Everyone is guessing what is more beneficial for India — to lose part of its exports to the US or to lose income from refining Russian oil, to quarrel with Trump or to befriend China (which, by the way, will host not only Putin but also India’s prime minister at the parade in early September marking the 80th anniversary of the end of World War II after Japan’s surrender). But maybe it’s much simpler? Remember that the Indian state company ONGC holds 20% in the Sakhalin-1 project—just as much as Rosneft. By the way, Japanese SODECO has not left the project despite allies’ dissatisfaction. Combine this with the information about the meeting between Sechin and Chapman.
An interesting picture emerges: while Trump punishes and Navarro is puzzled, behind the scenes quiet talks are underway about reviving international cooperation on the Sakhalin project.

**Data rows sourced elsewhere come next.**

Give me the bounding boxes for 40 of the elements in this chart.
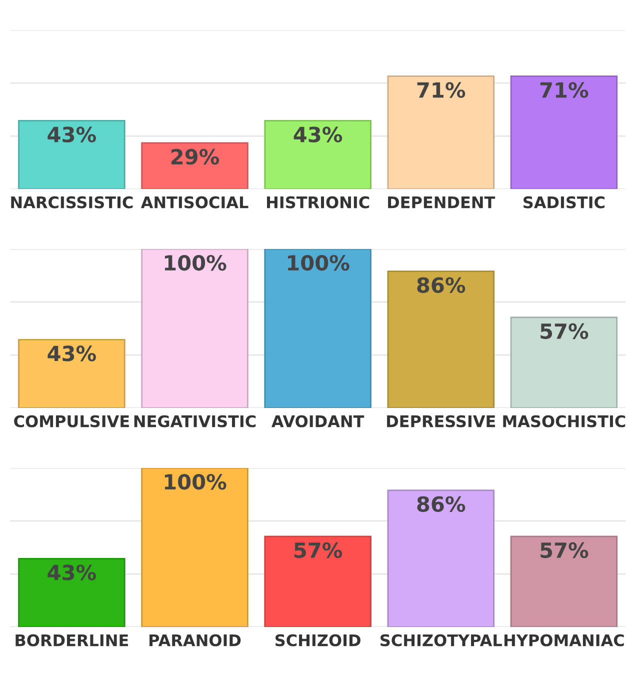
data-label: 71% (540, 82, 588, 98)
data-label: 43% (48, 126, 96, 142)
x-tick-label: BORDERLINE (16, 634, 128, 646)
data-label: 57% (540, 323, 588, 340)
bar (141, 249, 248, 408)
data-label: 100% (164, 254, 226, 271)
x-tick-label: PARANOID (150, 634, 241, 646)
data-label: 71% (417, 82, 466, 98)
bar (264, 249, 372, 408)
x-tick-label: SCHIZOID (276, 634, 360, 646)
bar (264, 536, 372, 628)
x-tick-label: SCHIZOTYPAL (380, 634, 502, 646)
x-tick-label: NARCISSISTIC (11, 196, 133, 208)
data-label: 43% (48, 564, 96, 580)
x-tick-label: AVOIDANT (272, 415, 364, 428)
x-tick-label: NEGATIVISTIC (134, 415, 256, 428)
x-tick-label: DEPRESSIVE (387, 415, 496, 428)
data-label: 57% (294, 542, 342, 558)
data-label: 86% (417, 277, 466, 293)
data-label: 100% (164, 474, 226, 490)
x-tick-label: MASOCHISTIC (503, 415, 626, 428)
data-label: 43% (294, 126, 342, 142)
x-tick-label: COMPULSIVE (14, 415, 129, 428)
data-label: 100% (288, 254, 350, 271)
bar (141, 468, 248, 628)
x-tick-label: SADISTIC (524, 196, 604, 208)
data-label: 29% (171, 148, 220, 165)
data-label: 43% (48, 346, 96, 362)
bar (510, 536, 618, 628)
bar (510, 316, 618, 408)
bar (387, 270, 494, 408)
x-tick-label: DEPENDENT (388, 196, 496, 208)
x-tick-label: ANTISOCIAL (140, 196, 248, 208)
data-label: 86% (417, 496, 466, 512)
bar (18, 338, 126, 408)
x-tick-label: HYPOMANIAC (504, 634, 624, 646)
bar (387, 490, 494, 628)
x-tick-label: HISTRIONIC (267, 196, 370, 208)
data-label: 57% (540, 542, 588, 558)
bar (18, 558, 126, 628)
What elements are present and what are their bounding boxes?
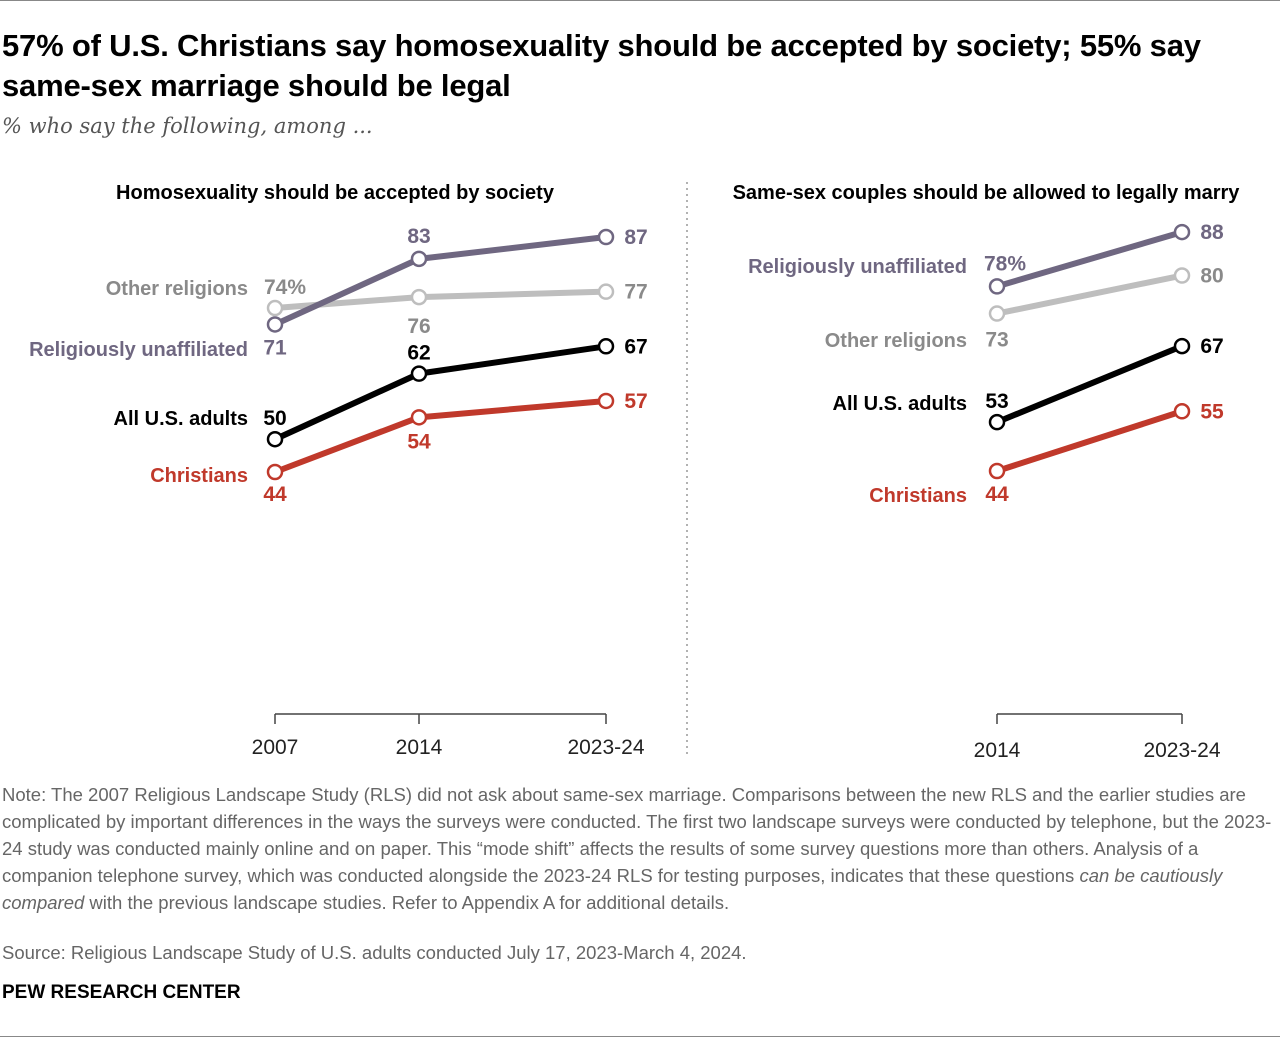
chart-title: Same-sex couples should be allowed to le… (733, 182, 1241, 204)
data-point-christians (266, 463, 284, 481)
series-line-unaffiliated (996, 229, 1183, 290)
data-point-christians (597, 392, 615, 410)
data-label-all: 50 (263, 407, 286, 430)
data-label-christians: 55 (1200, 400, 1224, 423)
data-point-other (597, 283, 615, 300)
series-name-other: Other religions (106, 278, 248, 300)
data-point-unaffiliated (988, 278, 1006, 295)
series-line-christians (996, 408, 1183, 474)
data-label-other: 73 (985, 329, 1008, 352)
note: Note: The 2007 Religious Landscape Study… (2, 781, 1278, 916)
data-point-other (410, 288, 428, 306)
data-label-other: 77 (624, 281, 647, 304)
series-name-unaffiliated: Religiously unaffiliated (748, 256, 967, 278)
data-label-unaffiliated: 71 (263, 336, 287, 359)
note-text-end: with the previous landscape studies. Ref… (84, 892, 730, 913)
data-point-all (266, 430, 284, 448)
data-label-unaffiliated: 78% (984, 252, 1026, 275)
subtitle: % who say the following, among ... (2, 114, 373, 138)
data-label-all: 53 (985, 390, 1008, 413)
x-tick-label: 2014 (974, 739, 1021, 762)
data-point-other (988, 305, 1006, 322)
data-label-other: 80 (1200, 265, 1223, 288)
data-point-christians (410, 409, 428, 426)
charts: Homosexuality should be accepted by soci… (29, 182, 1241, 762)
x-tick-label: 2007 (252, 736, 299, 759)
data-point-all (988, 413, 1006, 431)
series-line-all (273, 343, 607, 442)
data-point-unaffiliated (1173, 223, 1191, 241)
series-name-all: All U.S. adults (833, 393, 967, 415)
data-point-christians (1173, 403, 1191, 420)
data-label-christians: 54 (407, 430, 431, 453)
top-rule (0, 0, 1280, 1)
data-label-christians: 44 (985, 483, 1009, 506)
x-tick-label: 2014 (396, 736, 443, 759)
data-label-other: 74% (264, 276, 306, 299)
x-tick-label: 2023-24 (1143, 739, 1220, 762)
data-point-all (410, 365, 428, 382)
data-point-other (1173, 267, 1191, 284)
data-point-other (266, 299, 284, 317)
data-label-all: 67 (624, 335, 647, 358)
data-point-unaffiliated (410, 250, 428, 268)
data-label-christians: 57 (624, 390, 647, 413)
bottom-rule (0, 1036, 1280, 1037)
data-point-unaffiliated (266, 316, 284, 333)
data-label-unaffiliated: 88 (1200, 221, 1224, 244)
series-name-other: Other religions (825, 330, 967, 352)
data-point-all (1173, 337, 1191, 355)
note-text: Note: The 2007 Religious Landscape Study… (2, 784, 1272, 886)
series-name-all: All U.S. adults (114, 408, 248, 430)
data-label-other: 76 (407, 315, 430, 338)
page-title: 57% of U.S. Christians say homosexuality… (2, 28, 1201, 103)
note-italic: can be cautiously compared (2, 865, 1223, 913)
series-name-christians: Christians (150, 465, 248, 487)
series-line-other (996, 272, 1183, 317)
series-line-unaffiliated (273, 234, 607, 328)
series-line-all (995, 343, 1184, 425)
data-label-unaffiliated: 83 (407, 225, 430, 248)
brand-logo: PEW RESEARCH CENTER (2, 982, 241, 1003)
x-tick-label: 2023-24 (567, 736, 644, 759)
source: Source: Religious Landscape Study of U.S… (2, 942, 747, 963)
series-name-unaffiliated: Religiously unaffiliated (29, 339, 248, 361)
series-line-christians (273, 397, 607, 475)
series-name-christians: Christians (869, 485, 967, 507)
chart-title: Homosexuality should be accepted by soci… (116, 182, 555, 204)
data-label-all: 67 (1200, 335, 1223, 358)
data-point-christians (988, 462, 1006, 480)
data-label-all: 62 (407, 342, 430, 365)
data-point-all (597, 338, 615, 355)
data-label-unaffiliated: 87 (624, 226, 647, 249)
data-point-unaffiliated (597, 228, 615, 246)
data-label-christians: 44 (263, 483, 287, 506)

But that’s not all—Rosneft owns 49.13% of the Indian company Nayara Energy, which in turn operates a large refinery in Vadinar, a deep-water port, and a network of gas stations. Rosneft also supplies oil to Indian companies, including the country’s largest exporter, the holding Reliance Industries Limited headquartered in a Mumbai suburb. Last year, Rosneft signed a ten-year agreement with Reliance Industries to supply oil, and it’s clear that if they refuse Russian oil, Sechin will face an unpleasant choice: either find replacements for the lost volume in other countries or pay a hefty penalty. Add to this Rosneft’s large investments in modernizing Nayara Energy’s assets and plans to build a new refinery jointly with Indian Oil.

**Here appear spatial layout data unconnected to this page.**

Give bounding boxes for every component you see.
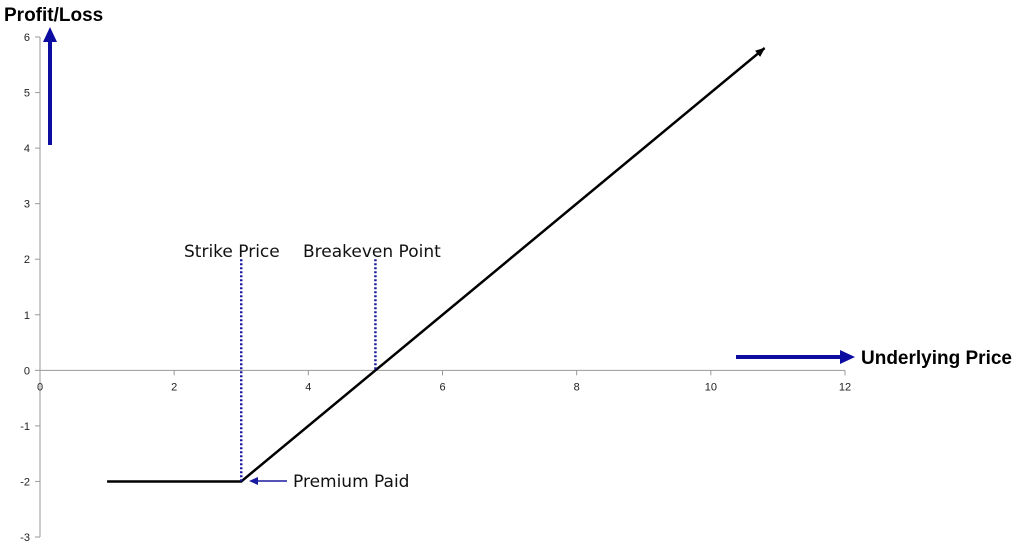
x-tick-label: 10 <box>705 381 717 393</box>
x-tick-label: 6 <box>439 381 445 393</box>
x-tick-label: 2 <box>171 381 177 393</box>
x-axis-title-arrow <box>736 350 855 364</box>
y-tick-label: -3 <box>20 532 30 544</box>
y-tick-label: 4 <box>24 143 30 155</box>
y-axis-title: Profit/Loss <box>4 5 103 26</box>
x-tick-label: 12 <box>839 381 851 393</box>
x-tick-label: 8 <box>574 381 580 393</box>
y-tick-label: 3 <box>24 199 30 211</box>
x-tick-label: 0 <box>37 381 43 393</box>
strike-price-label: Strike Price <box>184 242 280 262</box>
y-tick-label: 2 <box>24 254 30 266</box>
payoff-line <box>107 47 766 483</box>
y-tick-label: 1 <box>24 310 30 322</box>
y-tick-label: 6 <box>24 32 30 44</box>
breakeven-point-label: Breakeven Point <box>303 242 441 262</box>
x-axis-ticks: 0 2 4 6 8 10 12 <box>37 370 851 393</box>
premium-paid-label: Premium Paid <box>293 472 409 492</box>
x-axis-title: Underlying Price <box>861 348 1012 369</box>
y-tick-label: -2 <box>20 476 30 488</box>
series-layer <box>107 47 766 483</box>
premium-arrow <box>249 477 287 485</box>
y-axis-title-arrow <box>43 27 57 145</box>
y-tick-label: -1 <box>20 421 30 433</box>
x-tick-label: 4 <box>305 381 311 393</box>
annotations: Strike Price Breakeven Point Premium Pai… <box>184 242 441 492</box>
y-tick-label: 5 <box>24 88 30 100</box>
y-axis-ticks: -3 -2 -1 0 1 2 3 4 5 6 <box>20 32 40 544</box>
y-tick-label: 0 <box>24 365 30 377</box>
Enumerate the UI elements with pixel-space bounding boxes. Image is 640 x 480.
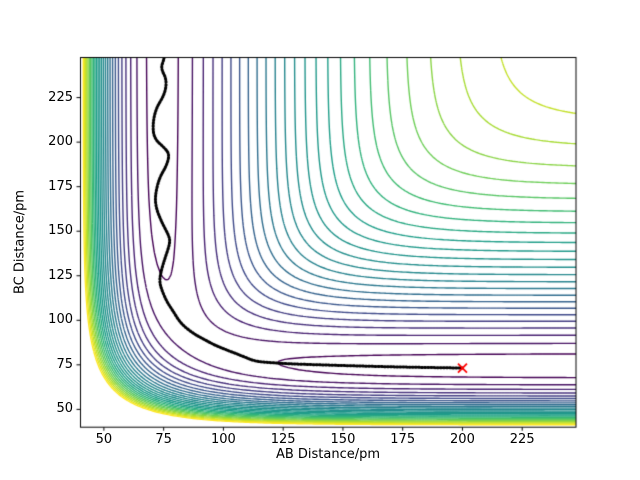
x-tick-label: 100 [210, 432, 236, 448]
x-tick-label: 125 [270, 432, 296, 448]
y-tick-label: 125 [48, 267, 73, 283]
y-tick-label: 150 [48, 223, 73, 239]
y-tick-label: 175 [48, 178, 73, 194]
y-tick-label: 225 [48, 89, 73, 105]
x-tick-label: 225 [509, 432, 535, 448]
y-tick-label: 75 [56, 356, 73, 372]
x-tick-label: 175 [390, 432, 416, 448]
y-tick-label: 50 [56, 401, 73, 417]
x-tick-label: 200 [450, 432, 475, 448]
x-axis-label: AB Distance/pm [275, 447, 381, 462]
y-axis-label: BC Distance/pm [12, 189, 28, 295]
y-tick-label: 200 [48, 134, 73, 150]
x-tick-label: 75 [155, 432, 172, 448]
x-tick-label: 50 [95, 432, 113, 448]
x-tick-label: 150 [330, 432, 356, 448]
y-tick-label: 100 [48, 312, 73, 328]
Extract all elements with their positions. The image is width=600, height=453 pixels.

In short, Rosneft has heavily invested in India and does not want to lose those investments. ExxonMobil has similarly invested heavily in Sakhalin-1 and is equally unwilling to lose its stake. India has invested in Sakhalin-1 and also receives good profits from Rosneft’s investments in the country and likewise does not want to lose everything. The only ones spoiling the situation are two people: Trump, who wants to end the war by any means, and Putin, who does not want to stop it. And who better than Putin’s longtime comrade-in-arms to try to solve this puzzle? And who better than ExxonMobil’s vice president to speak with him, especially since, according to the WSJ, the company CEO Darren Woods has already preliminarily discussed returning to the Sakhalin-1 project with Trump and apparently even got his approval? Now it’s just a matter of persuading Rockefeller—that is, Putin.

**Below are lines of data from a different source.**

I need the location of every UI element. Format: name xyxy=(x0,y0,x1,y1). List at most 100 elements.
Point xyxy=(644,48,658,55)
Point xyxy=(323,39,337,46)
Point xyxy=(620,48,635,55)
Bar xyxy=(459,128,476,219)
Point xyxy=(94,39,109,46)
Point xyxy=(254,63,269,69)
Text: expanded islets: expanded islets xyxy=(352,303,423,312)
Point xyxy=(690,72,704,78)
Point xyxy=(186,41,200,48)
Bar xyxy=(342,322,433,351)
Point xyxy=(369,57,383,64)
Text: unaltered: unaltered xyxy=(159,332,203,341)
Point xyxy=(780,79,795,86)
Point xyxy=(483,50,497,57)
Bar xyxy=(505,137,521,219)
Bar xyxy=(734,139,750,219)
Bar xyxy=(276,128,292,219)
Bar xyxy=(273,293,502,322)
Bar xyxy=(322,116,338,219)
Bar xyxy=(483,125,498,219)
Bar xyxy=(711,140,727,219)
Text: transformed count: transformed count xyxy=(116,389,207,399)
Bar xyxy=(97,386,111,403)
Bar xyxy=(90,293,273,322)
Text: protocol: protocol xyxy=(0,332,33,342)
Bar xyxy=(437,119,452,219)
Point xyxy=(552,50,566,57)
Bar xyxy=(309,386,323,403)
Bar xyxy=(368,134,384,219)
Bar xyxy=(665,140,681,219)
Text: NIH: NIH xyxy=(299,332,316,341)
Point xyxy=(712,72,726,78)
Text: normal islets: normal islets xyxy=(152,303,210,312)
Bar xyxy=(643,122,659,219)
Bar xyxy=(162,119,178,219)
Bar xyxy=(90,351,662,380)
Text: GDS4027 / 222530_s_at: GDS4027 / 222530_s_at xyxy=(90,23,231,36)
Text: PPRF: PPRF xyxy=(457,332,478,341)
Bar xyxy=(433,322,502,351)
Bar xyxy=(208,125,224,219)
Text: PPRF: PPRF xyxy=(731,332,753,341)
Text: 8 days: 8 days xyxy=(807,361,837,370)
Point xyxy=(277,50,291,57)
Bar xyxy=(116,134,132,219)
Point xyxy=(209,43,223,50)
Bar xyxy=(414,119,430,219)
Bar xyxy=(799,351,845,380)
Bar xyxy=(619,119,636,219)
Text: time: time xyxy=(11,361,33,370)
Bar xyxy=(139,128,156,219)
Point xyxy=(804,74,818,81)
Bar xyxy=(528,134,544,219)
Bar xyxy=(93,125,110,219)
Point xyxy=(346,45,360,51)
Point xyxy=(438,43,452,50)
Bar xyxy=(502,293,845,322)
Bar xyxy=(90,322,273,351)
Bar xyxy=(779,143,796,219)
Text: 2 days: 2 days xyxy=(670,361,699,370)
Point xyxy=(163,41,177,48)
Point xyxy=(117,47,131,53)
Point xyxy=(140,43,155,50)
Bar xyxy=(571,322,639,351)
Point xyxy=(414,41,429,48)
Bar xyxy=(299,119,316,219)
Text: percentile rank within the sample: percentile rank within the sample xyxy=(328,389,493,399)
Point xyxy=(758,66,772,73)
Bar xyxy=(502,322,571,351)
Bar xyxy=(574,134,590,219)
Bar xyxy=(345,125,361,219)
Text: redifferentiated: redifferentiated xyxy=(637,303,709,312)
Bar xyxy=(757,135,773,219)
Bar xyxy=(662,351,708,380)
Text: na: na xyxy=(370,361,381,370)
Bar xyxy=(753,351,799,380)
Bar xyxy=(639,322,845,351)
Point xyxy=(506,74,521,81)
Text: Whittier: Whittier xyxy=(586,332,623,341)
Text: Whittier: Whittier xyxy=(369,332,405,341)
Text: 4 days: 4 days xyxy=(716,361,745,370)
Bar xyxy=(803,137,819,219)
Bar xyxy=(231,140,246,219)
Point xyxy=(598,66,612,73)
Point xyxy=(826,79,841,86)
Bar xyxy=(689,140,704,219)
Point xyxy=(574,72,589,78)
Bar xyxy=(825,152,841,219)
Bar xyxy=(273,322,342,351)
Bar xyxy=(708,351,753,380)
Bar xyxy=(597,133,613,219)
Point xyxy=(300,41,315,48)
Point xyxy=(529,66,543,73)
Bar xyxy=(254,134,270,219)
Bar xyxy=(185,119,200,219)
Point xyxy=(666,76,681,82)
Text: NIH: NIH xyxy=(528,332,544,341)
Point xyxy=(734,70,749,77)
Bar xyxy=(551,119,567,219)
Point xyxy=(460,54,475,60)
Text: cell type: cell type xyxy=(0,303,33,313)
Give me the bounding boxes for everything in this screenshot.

So why should India now give up the excellent opportunity to become one of the major exporters of petroleum products (which are also purchased by Ukraine), even if it means enduring some losses for a while? Especially since the monsoon season started in India in July, during which the country schedules refinery maintenance, and purchases of Russian oil have decreased. Of course, Trump could continue the tariff war, and then the 19th EU sanctions package will come into effect, which will include secondary sanctions against those cooperating with Russia. However, it seems that buying energy resources will not be punished by sanctions. Or maybe it will, who knows. But for now—why rush? “No need to rush,” as a character in a famous comedy film once said.
Meanwhile, while the Indian government is not ready to give up Russian oil, Igor Sechin is much busier behind the scenes than official publications suggest. What can you do: Rosneft’s profit for the first half of this year fell by 70%. In such a situation, it’s all or nothing.